In fact, “embracing the criticism” is one of the hallmarks of leadership for Krupp. “You have to be constantly open to being wrong.” Curiosity is another key leadership attribute in Krupp’s opinion: “Continuing to ask questions and to learn helps. I think humility is really important to leadership. It’s possible to be self-confident and confident in your judgment while being humble and curious and learning all the time. Arrogance is the enemy of humility, the inverse of humility, and it shields you from learning. If you ask enough questions and learn enough, that gives you confidence that you can sometimes strike out on a very different path.”
Curiosity is what spurred Krupp when he first was selected to lead EDF. “I traveled around the country. There were 47 EDF employees and I met with every single person, one-on-one. I heard what EDF was to each of them. Truth comes from looking at something from every different angle. All the perspectives were valid, but only after hearing all the perspectives could I really know what was true.”
During these travels, Krupp was exposed to some novel ideas from EDF staff on the West Coast. The scientists there were looking deeply at human motivation, wants, needs, and aspirations. Their research showed the critical intersection of economics and the environment. “It seemed like it was an approach that could achieve results faster. It could bring people together to work together, not just to shout at each other.”
Krupp leveraged those insights, harnessing the power of the marketplace to protect the environment, by forging groundbreaking partnerships with corporations like FedEx, McDonald’s, and Walmart. EDF has also been key in shaping policies like the Clean Air Act, and recently Krupp helped GM develop its plan to sell only zero-emission cars by 2035.

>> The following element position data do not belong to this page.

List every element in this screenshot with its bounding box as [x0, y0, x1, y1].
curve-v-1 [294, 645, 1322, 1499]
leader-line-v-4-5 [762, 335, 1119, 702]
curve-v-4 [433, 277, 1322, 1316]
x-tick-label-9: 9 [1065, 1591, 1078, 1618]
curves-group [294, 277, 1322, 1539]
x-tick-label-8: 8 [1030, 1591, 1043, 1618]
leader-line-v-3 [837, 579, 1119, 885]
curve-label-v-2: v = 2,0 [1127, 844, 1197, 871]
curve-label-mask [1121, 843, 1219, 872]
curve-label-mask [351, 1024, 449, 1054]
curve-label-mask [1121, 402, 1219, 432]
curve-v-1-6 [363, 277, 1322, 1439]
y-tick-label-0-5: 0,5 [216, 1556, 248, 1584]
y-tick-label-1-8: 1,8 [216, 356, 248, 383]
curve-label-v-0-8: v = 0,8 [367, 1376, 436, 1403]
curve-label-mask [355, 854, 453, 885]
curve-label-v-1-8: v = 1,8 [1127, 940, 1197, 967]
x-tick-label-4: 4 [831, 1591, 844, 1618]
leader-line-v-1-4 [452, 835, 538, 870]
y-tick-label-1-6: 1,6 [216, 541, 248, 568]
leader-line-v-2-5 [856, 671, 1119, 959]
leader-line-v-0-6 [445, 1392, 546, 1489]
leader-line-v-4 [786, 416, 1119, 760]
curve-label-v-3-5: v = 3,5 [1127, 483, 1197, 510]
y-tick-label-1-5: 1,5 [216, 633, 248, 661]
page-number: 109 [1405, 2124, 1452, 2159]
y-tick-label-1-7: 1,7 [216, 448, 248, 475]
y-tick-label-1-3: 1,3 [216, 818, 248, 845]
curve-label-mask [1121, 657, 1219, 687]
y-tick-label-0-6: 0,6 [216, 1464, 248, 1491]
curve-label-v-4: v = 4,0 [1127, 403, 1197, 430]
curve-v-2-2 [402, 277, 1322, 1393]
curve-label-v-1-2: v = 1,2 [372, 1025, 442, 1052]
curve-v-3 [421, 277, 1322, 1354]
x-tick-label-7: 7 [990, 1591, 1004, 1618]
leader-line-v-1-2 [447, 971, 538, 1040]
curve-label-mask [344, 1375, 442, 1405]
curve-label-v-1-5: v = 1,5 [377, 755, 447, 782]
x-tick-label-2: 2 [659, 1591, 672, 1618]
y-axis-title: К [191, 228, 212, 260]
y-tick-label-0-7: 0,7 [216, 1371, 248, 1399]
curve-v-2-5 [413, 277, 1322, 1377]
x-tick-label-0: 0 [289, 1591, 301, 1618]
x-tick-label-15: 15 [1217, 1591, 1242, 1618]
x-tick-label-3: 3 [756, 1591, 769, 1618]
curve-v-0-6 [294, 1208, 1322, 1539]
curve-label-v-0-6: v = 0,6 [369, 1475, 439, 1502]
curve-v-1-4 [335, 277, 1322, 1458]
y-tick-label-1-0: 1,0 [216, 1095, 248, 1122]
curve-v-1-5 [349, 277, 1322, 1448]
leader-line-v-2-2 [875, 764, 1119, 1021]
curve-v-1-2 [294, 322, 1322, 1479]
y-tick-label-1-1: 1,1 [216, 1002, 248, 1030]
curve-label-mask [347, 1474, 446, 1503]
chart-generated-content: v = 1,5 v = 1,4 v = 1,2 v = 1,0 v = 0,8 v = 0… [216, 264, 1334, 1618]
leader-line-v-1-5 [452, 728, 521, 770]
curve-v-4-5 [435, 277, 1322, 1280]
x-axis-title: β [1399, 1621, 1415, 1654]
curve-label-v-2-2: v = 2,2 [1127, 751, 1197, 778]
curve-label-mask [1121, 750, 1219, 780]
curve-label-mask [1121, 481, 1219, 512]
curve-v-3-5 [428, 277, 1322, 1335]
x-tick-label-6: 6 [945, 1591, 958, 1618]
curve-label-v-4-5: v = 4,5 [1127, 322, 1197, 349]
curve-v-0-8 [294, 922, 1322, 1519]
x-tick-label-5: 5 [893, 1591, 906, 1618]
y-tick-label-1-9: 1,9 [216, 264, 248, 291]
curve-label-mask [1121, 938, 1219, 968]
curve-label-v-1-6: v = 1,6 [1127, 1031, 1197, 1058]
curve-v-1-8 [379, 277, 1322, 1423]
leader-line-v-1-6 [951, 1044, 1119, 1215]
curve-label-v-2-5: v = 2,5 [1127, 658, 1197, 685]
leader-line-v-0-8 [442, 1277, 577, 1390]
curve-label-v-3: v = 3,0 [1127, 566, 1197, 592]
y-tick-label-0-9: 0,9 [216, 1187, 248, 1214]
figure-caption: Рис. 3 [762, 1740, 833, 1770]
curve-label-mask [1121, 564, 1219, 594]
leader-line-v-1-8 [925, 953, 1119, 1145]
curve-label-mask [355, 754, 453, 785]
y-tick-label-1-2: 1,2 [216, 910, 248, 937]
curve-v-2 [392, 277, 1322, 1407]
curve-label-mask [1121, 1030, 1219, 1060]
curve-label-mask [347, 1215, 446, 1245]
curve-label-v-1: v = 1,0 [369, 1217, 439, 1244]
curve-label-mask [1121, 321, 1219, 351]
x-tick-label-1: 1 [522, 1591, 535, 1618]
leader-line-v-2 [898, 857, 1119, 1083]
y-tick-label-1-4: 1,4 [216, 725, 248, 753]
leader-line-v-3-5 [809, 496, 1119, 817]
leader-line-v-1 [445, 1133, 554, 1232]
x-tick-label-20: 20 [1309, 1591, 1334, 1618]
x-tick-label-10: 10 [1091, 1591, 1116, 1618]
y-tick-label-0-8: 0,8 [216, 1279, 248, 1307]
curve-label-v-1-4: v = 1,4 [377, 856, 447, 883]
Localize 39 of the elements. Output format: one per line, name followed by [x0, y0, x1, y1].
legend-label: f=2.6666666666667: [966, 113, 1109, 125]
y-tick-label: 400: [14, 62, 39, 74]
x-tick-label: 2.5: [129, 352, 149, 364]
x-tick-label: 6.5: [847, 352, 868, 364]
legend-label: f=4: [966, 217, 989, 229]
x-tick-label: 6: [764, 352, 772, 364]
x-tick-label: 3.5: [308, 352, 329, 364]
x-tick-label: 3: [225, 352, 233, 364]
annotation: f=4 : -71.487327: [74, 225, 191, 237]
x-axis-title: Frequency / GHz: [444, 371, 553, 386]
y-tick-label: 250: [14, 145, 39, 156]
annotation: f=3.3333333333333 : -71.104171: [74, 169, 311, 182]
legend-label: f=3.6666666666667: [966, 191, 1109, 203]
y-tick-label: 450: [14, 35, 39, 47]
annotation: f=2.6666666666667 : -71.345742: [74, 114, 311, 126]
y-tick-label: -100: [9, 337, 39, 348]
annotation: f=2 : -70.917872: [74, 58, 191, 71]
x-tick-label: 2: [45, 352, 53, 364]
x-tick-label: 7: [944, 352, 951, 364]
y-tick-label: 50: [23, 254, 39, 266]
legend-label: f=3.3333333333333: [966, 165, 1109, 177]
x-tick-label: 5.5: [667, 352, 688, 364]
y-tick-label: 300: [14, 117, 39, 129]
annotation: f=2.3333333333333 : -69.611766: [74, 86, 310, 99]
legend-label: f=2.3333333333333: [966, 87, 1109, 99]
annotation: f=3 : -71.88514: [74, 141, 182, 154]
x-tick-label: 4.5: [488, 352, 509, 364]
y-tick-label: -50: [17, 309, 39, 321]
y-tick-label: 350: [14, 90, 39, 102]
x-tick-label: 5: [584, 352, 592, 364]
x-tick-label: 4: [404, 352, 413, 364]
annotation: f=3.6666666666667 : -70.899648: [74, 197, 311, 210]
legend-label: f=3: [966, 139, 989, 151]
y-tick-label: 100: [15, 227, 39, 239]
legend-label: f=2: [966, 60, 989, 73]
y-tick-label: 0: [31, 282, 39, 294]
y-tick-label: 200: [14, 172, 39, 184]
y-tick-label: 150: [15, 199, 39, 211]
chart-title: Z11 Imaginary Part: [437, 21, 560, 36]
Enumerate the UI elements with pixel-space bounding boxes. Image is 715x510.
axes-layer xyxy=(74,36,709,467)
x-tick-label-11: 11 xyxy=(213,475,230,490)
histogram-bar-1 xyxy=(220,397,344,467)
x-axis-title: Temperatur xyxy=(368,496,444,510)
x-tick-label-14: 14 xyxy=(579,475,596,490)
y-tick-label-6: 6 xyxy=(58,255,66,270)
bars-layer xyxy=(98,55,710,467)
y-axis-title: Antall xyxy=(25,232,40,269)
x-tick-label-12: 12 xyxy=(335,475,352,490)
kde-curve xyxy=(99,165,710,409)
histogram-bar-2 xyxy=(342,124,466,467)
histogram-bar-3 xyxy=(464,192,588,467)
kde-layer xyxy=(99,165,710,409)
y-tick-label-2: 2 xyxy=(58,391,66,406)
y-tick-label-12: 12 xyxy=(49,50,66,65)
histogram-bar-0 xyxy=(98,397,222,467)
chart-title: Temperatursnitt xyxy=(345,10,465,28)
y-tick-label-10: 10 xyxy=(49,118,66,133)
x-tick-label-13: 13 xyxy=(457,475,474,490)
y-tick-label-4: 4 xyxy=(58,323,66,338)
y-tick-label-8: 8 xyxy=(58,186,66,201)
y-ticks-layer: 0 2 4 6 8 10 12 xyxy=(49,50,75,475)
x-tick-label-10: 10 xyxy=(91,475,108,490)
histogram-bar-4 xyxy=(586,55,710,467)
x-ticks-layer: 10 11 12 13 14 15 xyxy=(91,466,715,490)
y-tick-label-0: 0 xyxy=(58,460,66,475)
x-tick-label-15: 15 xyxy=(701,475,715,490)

In fact, Amazon founder Jeff Bezos, who announced in February 2020 that he’s pledging $10 billion to fight climate change by 2030, called Krupp for guidance. “He wanted to talk along with Lauren Sanchez, his partner, and the conversation ultimately resulted in a $100 million investment in EDF from the Bezos Earth Fund. By the way, Jeff Bezos ended that call asking me to recommend other groups that I thought would be good recipients of his first round of giving.”
But perhaps the biggest lesson Krupp offered to Scholars boiled down to five words: “Don’t give up on yourself.” He added, “You’re going to be happiest and do your best work when you find a role in life that you love and that you’re passionate about.”